Conclusion. The author of this article is a supporter of a third motivation. We agree with the fact that human body emerging from the fusion of gametes can be already considered a separate biological creature that begins to exist. This is not the mother’s body, although it is in it. If he/she has originated from human beings he/she has the right to legal protection and a fundamental right, which is primary than right to life — the right to birth. But for this he/she must have the potential for birth. From the conception he/she doesn’t have this potential. Furthermore, the development of biomedicine enables the in vitro conception. For the development and birth should be special conditions, especially the placement of the embryo in the womb, without it is not possible potential development and birth. To protect all embryos at the legal level, only because of their future is not entirely right. Therefore we reject submitted in the study authors’ last position.

As for the thesis of the need for protection from 15 days after conception, such a position, in our opinion, would have the right to exist, if not contradiction of rights. Thus on one hand we have the right to life of the potential human, on the other we have the right to life, dignity and privacy of the mother. In other words there is a conflict of interests between human and conceived but unborn creature.

If you protect the right to life of the embryo from 15 days after conception, the legal regulation of public relations should be targeted to criminalize abortion from 15 days after conception. Still, knowing that such a rule will not contribute to normalization of social relations, the above said, in our view, would not lead to an increase in the birth rate, but to the increase in illegal abortions.

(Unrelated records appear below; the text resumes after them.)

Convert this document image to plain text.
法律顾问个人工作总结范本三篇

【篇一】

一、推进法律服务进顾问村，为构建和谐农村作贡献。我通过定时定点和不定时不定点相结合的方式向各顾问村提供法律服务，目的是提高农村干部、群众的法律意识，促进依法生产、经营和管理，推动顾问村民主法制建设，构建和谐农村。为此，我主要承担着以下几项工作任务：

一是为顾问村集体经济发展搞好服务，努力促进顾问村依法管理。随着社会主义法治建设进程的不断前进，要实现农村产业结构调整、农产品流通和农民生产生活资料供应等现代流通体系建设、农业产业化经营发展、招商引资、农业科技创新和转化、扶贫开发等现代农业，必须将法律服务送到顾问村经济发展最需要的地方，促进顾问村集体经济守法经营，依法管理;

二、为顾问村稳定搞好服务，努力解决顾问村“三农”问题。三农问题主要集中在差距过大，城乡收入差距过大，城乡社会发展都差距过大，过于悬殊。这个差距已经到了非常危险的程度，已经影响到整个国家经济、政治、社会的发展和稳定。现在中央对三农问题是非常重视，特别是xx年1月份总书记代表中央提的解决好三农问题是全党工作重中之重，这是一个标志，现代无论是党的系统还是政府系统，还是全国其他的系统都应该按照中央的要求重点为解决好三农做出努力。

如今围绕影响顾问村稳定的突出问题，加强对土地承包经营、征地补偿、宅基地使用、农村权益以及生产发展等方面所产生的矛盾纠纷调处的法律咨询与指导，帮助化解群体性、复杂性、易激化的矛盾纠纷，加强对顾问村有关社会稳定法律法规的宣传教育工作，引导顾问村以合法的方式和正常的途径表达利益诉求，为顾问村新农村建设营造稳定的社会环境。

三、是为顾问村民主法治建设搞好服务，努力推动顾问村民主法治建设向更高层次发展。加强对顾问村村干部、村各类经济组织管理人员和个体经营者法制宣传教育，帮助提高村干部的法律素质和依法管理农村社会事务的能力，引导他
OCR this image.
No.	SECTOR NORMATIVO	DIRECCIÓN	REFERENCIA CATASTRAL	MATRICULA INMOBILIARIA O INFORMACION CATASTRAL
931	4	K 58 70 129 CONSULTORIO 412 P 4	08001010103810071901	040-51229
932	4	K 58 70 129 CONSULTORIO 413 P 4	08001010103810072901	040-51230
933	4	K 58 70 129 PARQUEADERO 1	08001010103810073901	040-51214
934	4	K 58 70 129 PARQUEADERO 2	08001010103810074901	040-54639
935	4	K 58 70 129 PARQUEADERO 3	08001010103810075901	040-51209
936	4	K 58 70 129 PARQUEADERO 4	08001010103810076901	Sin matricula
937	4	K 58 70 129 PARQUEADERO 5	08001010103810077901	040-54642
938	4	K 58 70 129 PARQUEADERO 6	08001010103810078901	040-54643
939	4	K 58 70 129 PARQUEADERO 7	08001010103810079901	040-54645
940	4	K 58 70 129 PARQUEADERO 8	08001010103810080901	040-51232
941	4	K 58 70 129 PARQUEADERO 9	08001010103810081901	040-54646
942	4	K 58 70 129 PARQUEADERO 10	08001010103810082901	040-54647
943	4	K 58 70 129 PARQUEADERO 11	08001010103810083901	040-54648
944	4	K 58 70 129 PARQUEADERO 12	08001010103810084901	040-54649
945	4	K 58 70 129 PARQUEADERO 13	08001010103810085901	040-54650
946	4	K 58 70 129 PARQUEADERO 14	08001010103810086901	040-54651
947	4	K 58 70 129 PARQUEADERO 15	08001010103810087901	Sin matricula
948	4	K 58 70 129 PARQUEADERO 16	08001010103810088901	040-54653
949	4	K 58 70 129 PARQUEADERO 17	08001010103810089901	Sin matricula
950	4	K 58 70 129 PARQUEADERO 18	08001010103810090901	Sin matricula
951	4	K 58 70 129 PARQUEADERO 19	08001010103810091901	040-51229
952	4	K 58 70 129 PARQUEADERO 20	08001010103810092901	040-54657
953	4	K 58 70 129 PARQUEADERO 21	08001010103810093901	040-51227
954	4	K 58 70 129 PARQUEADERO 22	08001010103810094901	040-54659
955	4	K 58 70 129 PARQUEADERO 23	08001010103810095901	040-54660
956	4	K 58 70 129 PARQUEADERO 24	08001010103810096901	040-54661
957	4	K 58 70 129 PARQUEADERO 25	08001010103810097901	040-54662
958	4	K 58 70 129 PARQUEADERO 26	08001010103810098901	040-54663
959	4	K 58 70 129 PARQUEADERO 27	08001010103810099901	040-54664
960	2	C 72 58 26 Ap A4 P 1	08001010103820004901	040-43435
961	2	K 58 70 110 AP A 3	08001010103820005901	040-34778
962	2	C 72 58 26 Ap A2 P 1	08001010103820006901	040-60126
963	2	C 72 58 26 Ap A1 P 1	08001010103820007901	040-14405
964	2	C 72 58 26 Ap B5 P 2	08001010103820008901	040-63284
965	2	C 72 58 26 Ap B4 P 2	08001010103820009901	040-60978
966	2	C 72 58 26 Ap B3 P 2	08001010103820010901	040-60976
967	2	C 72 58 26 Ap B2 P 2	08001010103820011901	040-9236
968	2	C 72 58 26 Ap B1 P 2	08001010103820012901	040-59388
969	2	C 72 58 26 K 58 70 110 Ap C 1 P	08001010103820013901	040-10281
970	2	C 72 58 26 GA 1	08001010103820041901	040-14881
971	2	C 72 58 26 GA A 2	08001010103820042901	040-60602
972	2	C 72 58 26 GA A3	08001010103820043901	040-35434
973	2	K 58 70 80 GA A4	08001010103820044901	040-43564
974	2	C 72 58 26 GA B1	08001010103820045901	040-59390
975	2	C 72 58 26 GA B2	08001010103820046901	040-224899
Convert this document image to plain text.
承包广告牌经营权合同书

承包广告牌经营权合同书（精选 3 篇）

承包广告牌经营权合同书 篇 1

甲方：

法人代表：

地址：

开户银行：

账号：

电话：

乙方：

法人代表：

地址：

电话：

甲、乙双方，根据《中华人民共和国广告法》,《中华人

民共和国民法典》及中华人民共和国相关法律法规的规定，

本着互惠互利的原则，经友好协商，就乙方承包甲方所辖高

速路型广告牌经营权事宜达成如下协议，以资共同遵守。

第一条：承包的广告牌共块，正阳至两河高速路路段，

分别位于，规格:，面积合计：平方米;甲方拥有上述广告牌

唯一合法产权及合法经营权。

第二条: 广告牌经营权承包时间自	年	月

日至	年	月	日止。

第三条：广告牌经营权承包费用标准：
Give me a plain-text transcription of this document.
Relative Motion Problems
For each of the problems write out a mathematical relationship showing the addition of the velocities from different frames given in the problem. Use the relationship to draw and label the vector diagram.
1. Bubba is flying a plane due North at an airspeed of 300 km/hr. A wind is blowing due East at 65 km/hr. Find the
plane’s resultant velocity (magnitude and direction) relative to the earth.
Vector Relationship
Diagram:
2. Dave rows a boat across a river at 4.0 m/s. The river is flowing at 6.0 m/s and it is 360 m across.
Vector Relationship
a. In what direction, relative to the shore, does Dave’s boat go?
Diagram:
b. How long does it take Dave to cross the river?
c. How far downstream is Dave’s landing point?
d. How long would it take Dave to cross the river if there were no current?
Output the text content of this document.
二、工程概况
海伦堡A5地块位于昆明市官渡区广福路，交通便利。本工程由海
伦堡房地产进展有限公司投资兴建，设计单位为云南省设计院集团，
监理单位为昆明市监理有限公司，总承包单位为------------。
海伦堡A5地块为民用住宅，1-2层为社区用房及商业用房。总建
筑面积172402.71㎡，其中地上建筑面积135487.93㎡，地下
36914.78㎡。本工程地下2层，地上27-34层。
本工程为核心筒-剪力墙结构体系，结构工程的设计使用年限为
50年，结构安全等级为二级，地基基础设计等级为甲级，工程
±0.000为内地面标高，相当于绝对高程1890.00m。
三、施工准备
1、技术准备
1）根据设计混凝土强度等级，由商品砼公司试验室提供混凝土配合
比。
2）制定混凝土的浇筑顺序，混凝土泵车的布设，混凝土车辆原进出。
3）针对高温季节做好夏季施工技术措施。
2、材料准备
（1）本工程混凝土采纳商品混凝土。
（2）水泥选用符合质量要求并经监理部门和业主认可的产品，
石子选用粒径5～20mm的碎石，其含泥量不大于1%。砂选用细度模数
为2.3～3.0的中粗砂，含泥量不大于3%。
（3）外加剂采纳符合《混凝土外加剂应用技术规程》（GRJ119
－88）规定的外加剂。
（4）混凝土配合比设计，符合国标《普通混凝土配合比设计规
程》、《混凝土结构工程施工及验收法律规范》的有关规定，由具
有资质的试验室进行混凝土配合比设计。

We should protect fetus from 22 weeks after birth. Certainly, the development of medicine gives an opportunity for life even earlier and if it will be clinically proven that this timeframe is not relevant, it should be reconsidered. However, taking into account the common law and medical-biological characteristics in the existing legislation, precisely these terms should be assigned. From that moment the fetus can be considered as a separate patient and is protected by the law from unlawful attacks by the mother or other entities, including medical workers.

Certainly, the elements of this status and the possibility of its implementation should be examined more closely. Also, the prospects for further research in the light of this expressed position is the analysis of fetus rights, responsibility for their violation, subordination of women rights, whose body is carrying fetus and fetus directly.